Convert "map and ped" files into Plink binary format (fam,bed,bim)

## Plink input can be done using --map and --ped arguments that receive the corresponding files or one argument --file that receives a suffix for input files
## Our ped file has no sex info, therefore we have to use --allow-no-sex (This will prevent a sex-linked analysis)
## Inless working woth human, you need to define your input species (https://zzz.bwh.harvard.edu/plink/misc.shtml#species)
## The --make-bed command will do the conversion. The output files will have the suffix "plink" by default unless you provided another suffix by --out 
plink --file coatColor --allow-no-sex --dog --make-bed --out coatColor.binary

Our input files generated from the VCF files do not have phenotype data. Instead will provide this info in a separate phenotype file

wget https://de.cyverse.org/dl/d/3B5C1853-C092-488C-8C2F-CE6E8526E96B/coatColor.pheno
## explore the phenotype file
less coatColor.pheno  ## phenotype file: family IDs, within-family IDs, and phenotype

Run a standard case/control association analysis

  • Note1: –-assoc performs a standard case/control association analysis which is a chi-square test of allele frequency.

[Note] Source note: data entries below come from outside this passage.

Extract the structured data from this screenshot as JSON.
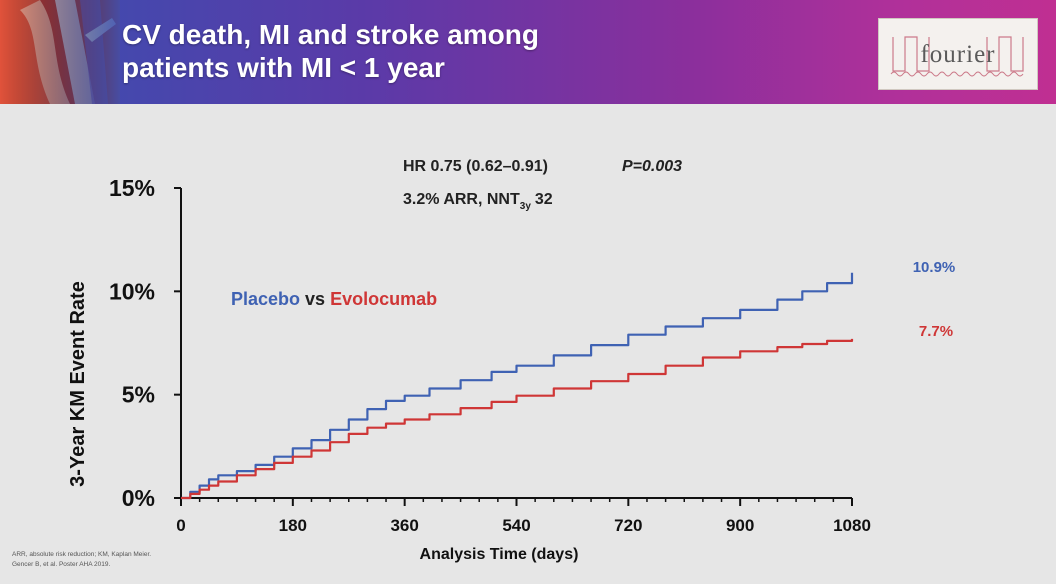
{
  "slide": {
    "title_line1": "CV death, MI and stroke among",
    "title_line2": "patients with MI < 1 year",
    "logo_text": "fourier",
    "footnote_line1": "ARR, absolute risk reduction; KM, Kaplan Meier.",
    "footnote_line2": "Gencer B, et al. Poster AHA 2019."
  },
  "colors": {
    "placebo": "#3f62b3",
    "evolocumab": "#cf3636",
    "axis": "#111111"
  },
  "chart_data": {
    "type": "line",
    "title": "",
    "xlabel": "Analysis Time (days)",
    "ylabel": "3-Year KM Event Rate",
    "xlim": [
      0,
      1080
    ],
    "ylim": [
      0,
      15
    ],
    "xticks": [
      0,
      180,
      360,
      540,
      720,
      900,
      1080
    ],
    "yticks": [
      0,
      5,
      10,
      15
    ],
    "ytick_labels": [
      "0%",
      "5%",
      "10%",
      "15%"
    ],
    "legend": {
      "placebo": "Placebo",
      "connector": "vs",
      "evolocumab": "Evolocumab"
    },
    "stats": {
      "hr": "HR 0.75 (0.62–0.91)",
      "p": "P=0.003",
      "arr_prefix": "3.2% ARR, NNT",
      "nnt_sub": "3y",
      "nnt_value": "32"
    },
    "series": [
      {
        "name": "Placebo",
        "end_label": "10.9%",
        "x": [
          0,
          15,
          30,
          45,
          60,
          90,
          120,
          150,
          180,
          210,
          240,
          270,
          300,
          330,
          360,
          400,
          450,
          500,
          540,
          600,
          660,
          720,
          780,
          840,
          900,
          960,
          1000,
          1040,
          1080
        ],
        "y": [
          0,
          0.3,
          0.6,
          0.9,
          1.1,
          1.3,
          1.6,
          2.0,
          2.4,
          2.8,
          3.3,
          3.8,
          4.3,
          4.7,
          4.95,
          5.3,
          5.7,
          6.1,
          6.4,
          6.9,
          7.4,
          7.9,
          8.3,
          8.7,
          9.1,
          9.6,
          10.0,
          10.4,
          10.9
        ]
      },
      {
        "name": "Evolocumab",
        "end_label": "7.7%",
        "x": [
          0,
          15,
          30,
          45,
          60,
          90,
          120,
          150,
          180,
          210,
          240,
          270,
          300,
          330,
          360,
          400,
          450,
          500,
          540,
          600,
          660,
          720,
          780,
          840,
          900,
          960,
          1000,
          1040,
          1080
        ],
        "y": [
          0,
          0.2,
          0.4,
          0.6,
          0.8,
          1.1,
          1.4,
          1.7,
          2.0,
          2.3,
          2.7,
          3.1,
          3.4,
          3.6,
          3.8,
          4.05,
          4.35,
          4.65,
          4.95,
          5.3,
          5.65,
          6.0,
          6.4,
          6.8,
          7.1,
          7.3,
          7.45,
          7.6,
          7.7
        ]
      }
    ]
  }
}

  • Note2: If the ped file did not have informative phenotype values or we want to replace these phenotype values, --make-pheno <phenotype_file> can be used

  • Note3: By default, the minor allele is coded A1 and tested for being the risk allele. This will be confusing if the reference allele happens to be the minor allele. --a2-allele <filename> [a2col] [IDcol] [skip] : Force alleles in the "a2col" column of the file to A2. This will cause the alternative allele to be always coded A1 and tested for being the risk allele

  • Note4: –-adjust enables correction for multiple analysis and automatically calculates the genomic inflation factor

plink --bfile coatColor.binary --assoc --make-pheno coatColor.pheno "yellow" --a2-allele pruned_coatColor_maf_geno.vcf 4 3 '#' --allow-no-sex --adjust --dog --out coatColor

check the output .assoc file

col_id definition
CHR Chromosome code
SNP Variant identifier
BP Base-pair coordinate
A1 Allele 1 (usually minor but we chose to be ALT)
F_A Allele 1 frequency among cases
F_U Allele 1 frequency among controls
A2 Allele 2
CHISQ Allelic test chi-square statistic
P Allelic test p-value
OR odds(allele 1 | case) / odds(allele 1 | control)

Create Manhattan plot

Install qqman package

conda install -c bioconda r-qqman

Identify statistical cutoffs

unad_cutoff_sug=$(tail -n+2 coatColor.assoc.adjusted | awk '$5>=0.05' | head -n1 | awk '{print $3}')
unad_cutoff_conf=$(tail -n+2 coatColor.assoc.adjusted | awk '$5>=0.01' | head -n1 | awk '{print $3}')

Run the plotting function

Rscript -e 'args=(commandArgs(TRUE));library(qqman);'\
'data=read.table("coatColor.assoc", header=TRUE); data=data[!is.na(data$P),];'\
'pdf("coatColor_man.pdf", width=20, height=10);'\
'manhattan(data, p = "P", col = c("blue4", "orange3"),'\
'suggestiveline = -log(as.numeric(args[1]),10),'\
'genomewideline = -log(as.numeric(args[2]),10),'\
'chrlabs = c(1:38, "X"), annotateTop=TRUE, cex = 1.2);'\
'graphics.off();' $unad_cutoff_sug $unad_cutoff_conf

Open the output file in the browser The top associated mutation is a nonsense SNP in MC1R (c.916C>T) known to control pigment production.